The queue, when Sir John glanced at it from the arched window which shed a chilly light into the corridor, looked tranquil enough. Frozen into submission, another fifty schools were marshalled into line, ‘closing up’ at every opportunity to give an illusion of forward motion. Round the WVS tea-stall the ground-frost had now melted, making a dark circular pattern. The whole area had become littered with plastic cups and spoons. Everything was orderly, there was no trouble at all.

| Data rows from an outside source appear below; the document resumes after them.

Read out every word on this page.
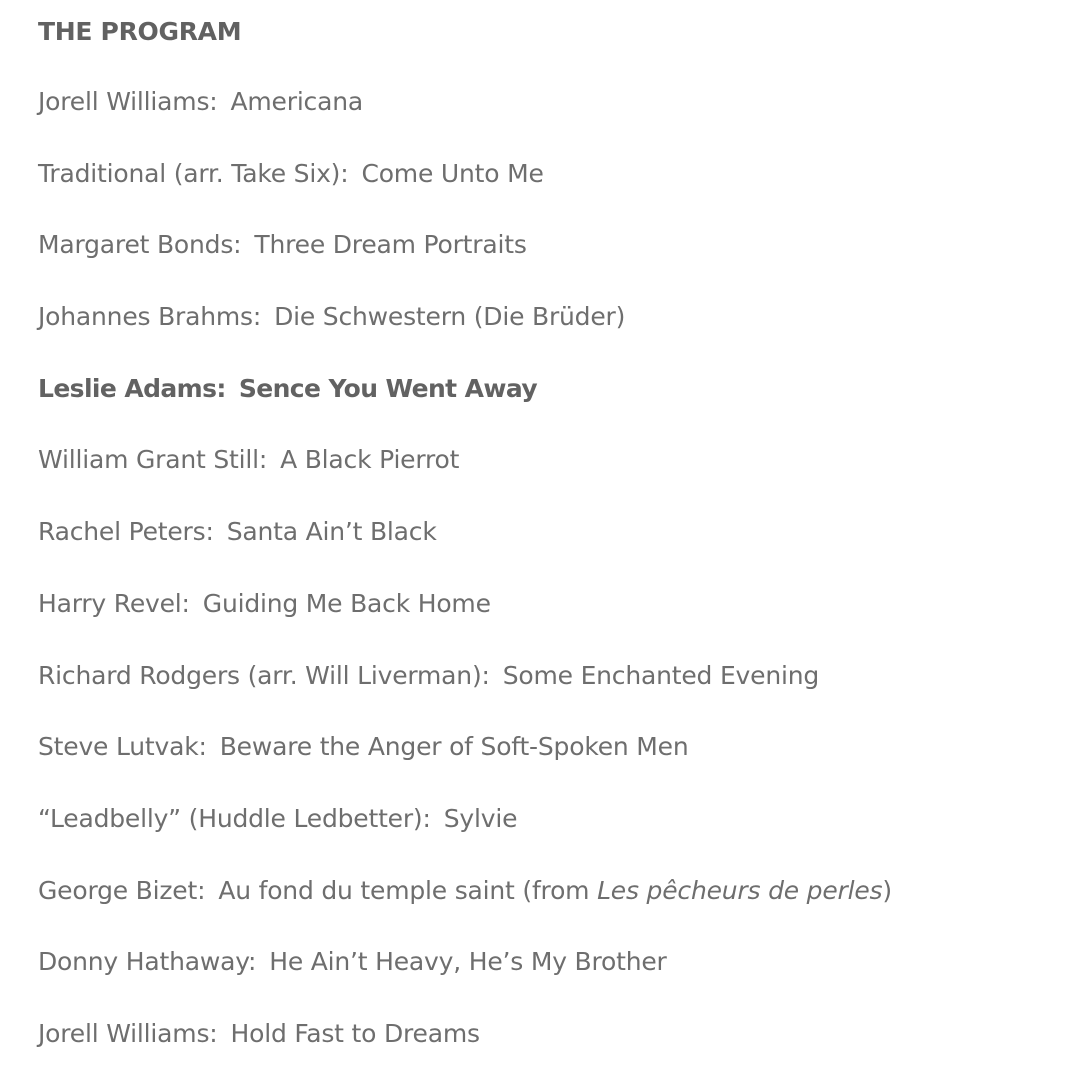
THE PROGRAM
Jorell Williams: Americana
Traditional (arr. Take Six): Come Unto Me
Margaret Bonds: Three Dream Portraits
Johannes Brahms: Die Schwestern (Die Brüder)
Leslie Adams: Sence You Went Away
William Grant Still: A Black Pierrot
Rachel Peters: Santa Ain’t Black
Harry Revel: Guiding Me Back Home
Richard Rodgers (arr. Will Liverman): Some Enchanted Evening
Steve Lutvak: Beware the Anger of Soft-Spoken Men
“Leadbelly” (Huddle Ledbetter): Sylvie
George Bizet: Au fond du temple saint (from Les pêcheurs de perles)
Donny Hathaway: He Ain’t Heavy, He’s My Brother
Jorell Williams: Hold Fast to Dreams
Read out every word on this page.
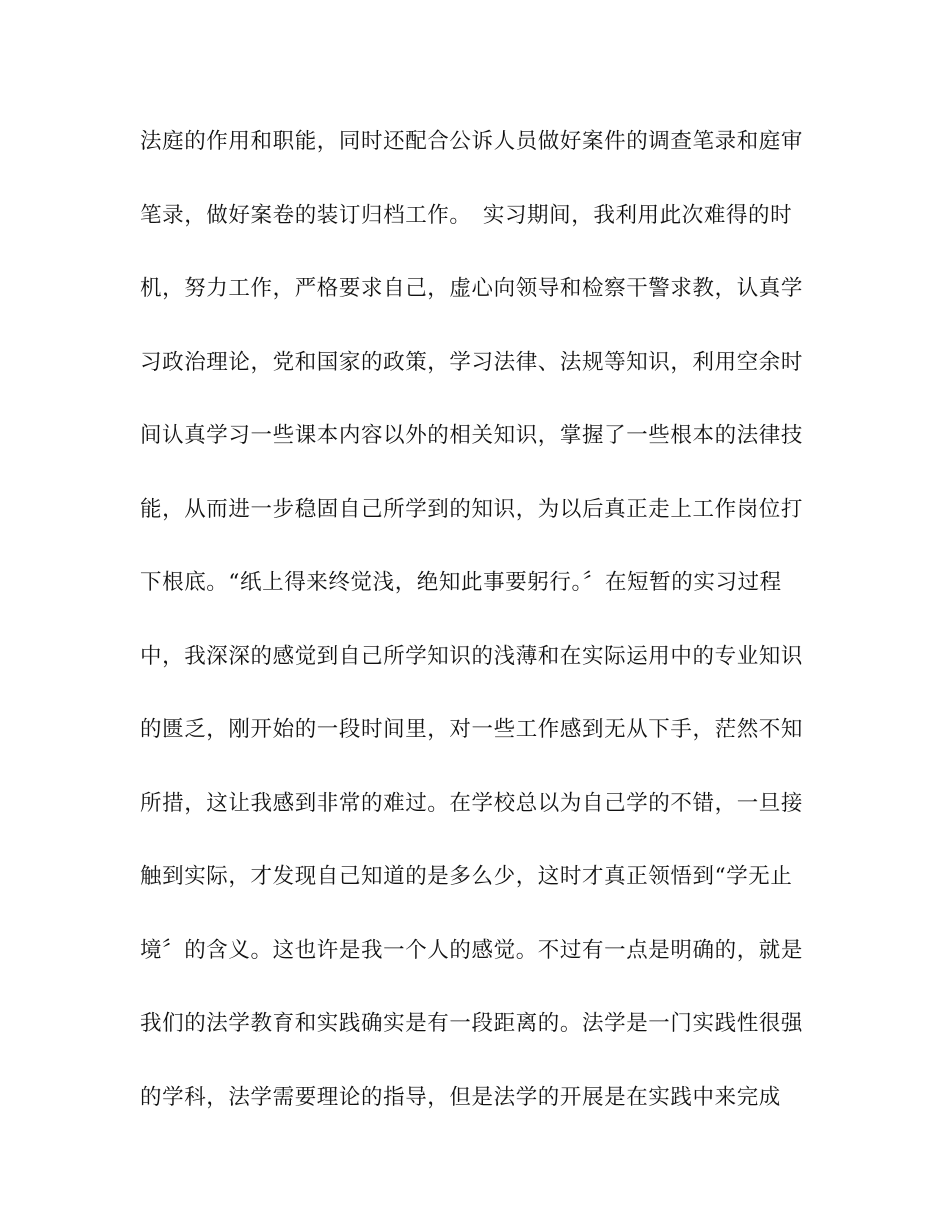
法庭的作用和职能，同时还配合公诉人员做好案件的调查笔录和庭审
笔录，做好案卷的装订归档工作。　实习期间，我利用此次难得的时
机，努力工作，严格要求自己，虚心向领导和检察干警求教，认真学
习政治理论，党和国家的政策，学习法律、法规等知识，利用空余时
间认真学习一些课本内容以外的相关知识，掌握了一些根本的法律技
能，从而进一步稳固自己所学到的知识，为以后真正走上工作岗位打
下根底。“纸上得来终觉浅，绝知此事要躬行。〞在短暂的实习过程
中，我深深的感觉到自己所学知识的浅薄和在实际运用中的专业知识
的匮乏，刚开始的一段时间里，对一些工作感到无从下手，茫然不知
所措，这让我感到非常的难过。在学校总以为自己学的不错，一旦接
触到实际，才发现自己知道的是多么少，这时才真正领悟到“学无止
境〞的含义。这也许是我一个人的感觉。不过有一点是明确的，就是
我们的法学教育和实践确实是有一段距离的。法学是一门实践性很强
的学科，法学需要理论的指导，但是法学的开展是在实践中来完成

The Director was well-known for his astounding power of cutting off his attention from one subject and focussing it on another, as a result of which, by the way, he had made a number of rather unwise decisions. But it enabled him now to forget both the enormous and the petty problems of administration as he entered Sir William’s room and looked round the assembly. The two journalists, exquisites for whom life could hold no further surprises, and removed by their foreign education from crass British prejudices, sat in their Italian silk shirts and deerskin jackets, waiting, in a kind of energetic idleness. Sintram had folded his long legs and placed one well-turned ankle on the opposite knee. Hawthorne-Mannering, pale as alabaster, was evidently dreadfully fussed. Sir William, having risen to greet the French and German scholars, had slumped down low, alarmingly low, in his easy chair and almost disappeared in his cloud of pipesmoke, depriving them of the formal speech of congratulations which both had intended to make. They were opening their briefcases. Rochegrosse-Bergson’s white hands slid over the golden clasp; the Professor’s case was shabby, and fastened with an unyielding zip. He sat altogether in the background, unconsidered and largely unaccounted for. As soon as the Director came in he fixed his sharp little eyes on him and concentrated on nothing else.

With the ease of long practice — evidently he could have lectured from a housetop, or in the middle of a desert — Rochegrosse-Bergson, in fluent English, commenced his discourse. After an entrée en matière , lasting a quarter of an hour exactly, he proceeded to a refutation of his unseen enemies.

‘Let us admit that Man, when he looks round at the world, tries, as his nature demands, to put some order or pattern into the confusing mass of objects he sees. What is this order? It is the error, the childish error of structuralists to believe that we divide all our concepts into twos, and only into twos. Mentally, do we not on the contrary see everything about us in threes?’

‘Some things look better in pairs,’ Sir William said. ‘They’d look odd if there were three of them.’